Tajuk Politik – Sekretaris Bakomstra DPP Partai Demokrat, Hendri Teja, mempertanyakan data pemerintah terkait pekerja yang mengalami pemutusan hubungan kerja (PHK) secara massal. Pasalnya, data pemerintah memiliki selisih yang sangat jauh ketimbang data BPJS Ketenagakerjaan.
Hendri Teja merujuk pada pengakuan Ketua Bidang Ketenagakerjaan Asosiasi Pengusaha Indonesia (Apindo), Anton J Supit yang mengatakan data BPJS Ketenagakerjaan menunjukkan pekerja yang mengalami PHK mencapai 919 ribu orang sepanjang Januari-November 2022. Sedangkan pemerintah mencatat PHK baru mencapai 10 ribu pekerja.
Menurut Hendri Teja, selisih data yang sangat besar berpotensi membuat pemerintah bias membaca situasi sehingga kebijakan-kebijakan pemerintah menjadi tidak tepat sasaran.
“Bagaimana kebijakan pemerintah pemerintah bisa tepat sasaran kalau selisih data saja sudah 900 ribuan?” ungkap Hendri Teja, melalui unggahan akun medsos Twitter-nya, @hendriteja, Rabu (21/12).
Hendri Teja kemudian meminta pemerintah untuk tidak menggampangkan persoalan data PHK massal ini.
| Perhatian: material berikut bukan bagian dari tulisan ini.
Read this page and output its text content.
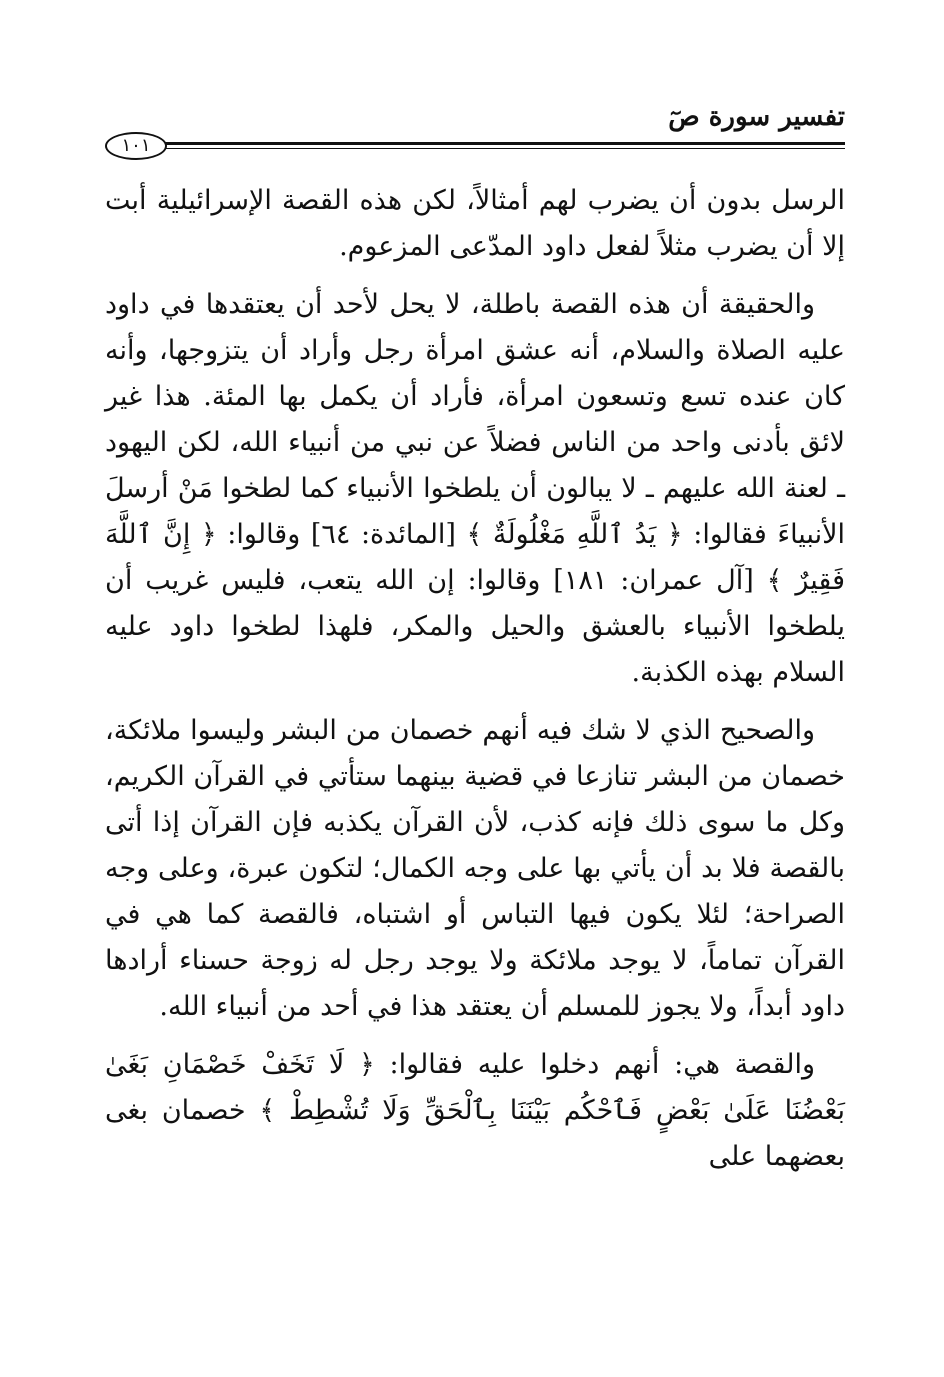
تفسير سورة صٓ
١٠١

الرسل بدون أن يضرب لهم أمثالاً، لكن هذه القصة الإسرائيلية أبت إلا أن يضرب مثلاً لفعل داود المدّعى المزعوم.

والحقيقة أن هذه القصة باطلة، لا يحل لأحد أن يعتقدها في داود عليه الصلاة والسلام، أنه عشق امرأة رجل وأراد أن يتزوجها، وأنه كان عنده تسع وتسعون امرأة، فأراد أن يكمل بها المئة. هذا غير لائق بأدنى واحد من الناس فضلاً عن نبي من أنبياء الله، لكن اليهود ـ لعنة الله عليهم ـ لا يبالون أن يلطخوا الأنبياء كما لطخوا مَنْ أرسلَ الأنبياءَ فقالوا: ﴿ يَدُ ٱللَّهِ مَغْلُولَةٌ ﴾ [المائدة: ٦٤] وقالوا: ﴿ إِنَّ ٱللَّهَ فَقِيرٌ ﴾ [آل عمران: ١٨١] وقالوا: إن الله يتعب، فليس غريب أن يلطخوا الأنبياء بالعشق والحيل والمكر، فلهذا لطخوا داود عليه السلام بهذه الكذبة.

والصحيح الذي لا شك فيه أنهم خصمان من البشر وليسوا ملائكة، خصمان من البشر تنازعا في قضية بينهما ستأتي في القرآن الكريم، وكل ما سوى ذلك فإنه كذب، لأن القرآن يكذبه فإن القرآن إذا أتى بالقصة فلا بد أن يأتي بها على وجه الكمال؛ لتكون عبرة، وعلى وجه الصراحة؛ لئلا يكون فيها التباس أو اشتباه، فالقصة كما هي في القرآن تماماً، لا يوجد ملائكة ولا يوجد رجل له زوجة حسناء أرادها داود أبداً، ولا يجوز للمسلم أن يعتقد هذا في أحد من أنبياء الله.

والقصة هي: أنهم دخلوا عليه فقالوا: ﴿ لَا تَخَفْ خَصْمَانِ بَغَىٰ بَعْضُنَا عَلَىٰ بَعْضٍ فَٱحْكُم بَيْنَنَا بِٱلْحَقِّ وَلَا تُشْطِطْ ﴾ خصمان بغى بعضهما على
Tersebab, korban PHK adalah warga negara Indonesia yang patut mendapat perlindungan dari negara.
“Korban PHK itu manusia, warga negara Indonesia, bukan batu bata buat bikin IKN atau stasiun Kereta Cepat. Mereka berhak mendapatkan perlindungan dari negara,” tegasnya.
Sebelumnya Ketua Bidang Ketenagakerjaan Apindo, Anton J Supit menjelaskan data PHK mencapai 919 ribu orang milik BPJS Ketenagakerjaan dilihat dari pekerja yang mencairkan jaminan hari tua (JHT) dengan alasan PHK. Sedangkan total pekerja yang mencairkan dana JHT secara keseluruhan mencapai 2,7 juta orang dengan berbagai alasan.
Anton mengatakan data PHK tersebut adalah yang paling minimal karena tidak semua pekerja yang terkena PHK mencairkan dana JHT. Ada juga pekerja terkena PHK yang tidak menjadi peserta BPJS Ketenagakerjaan.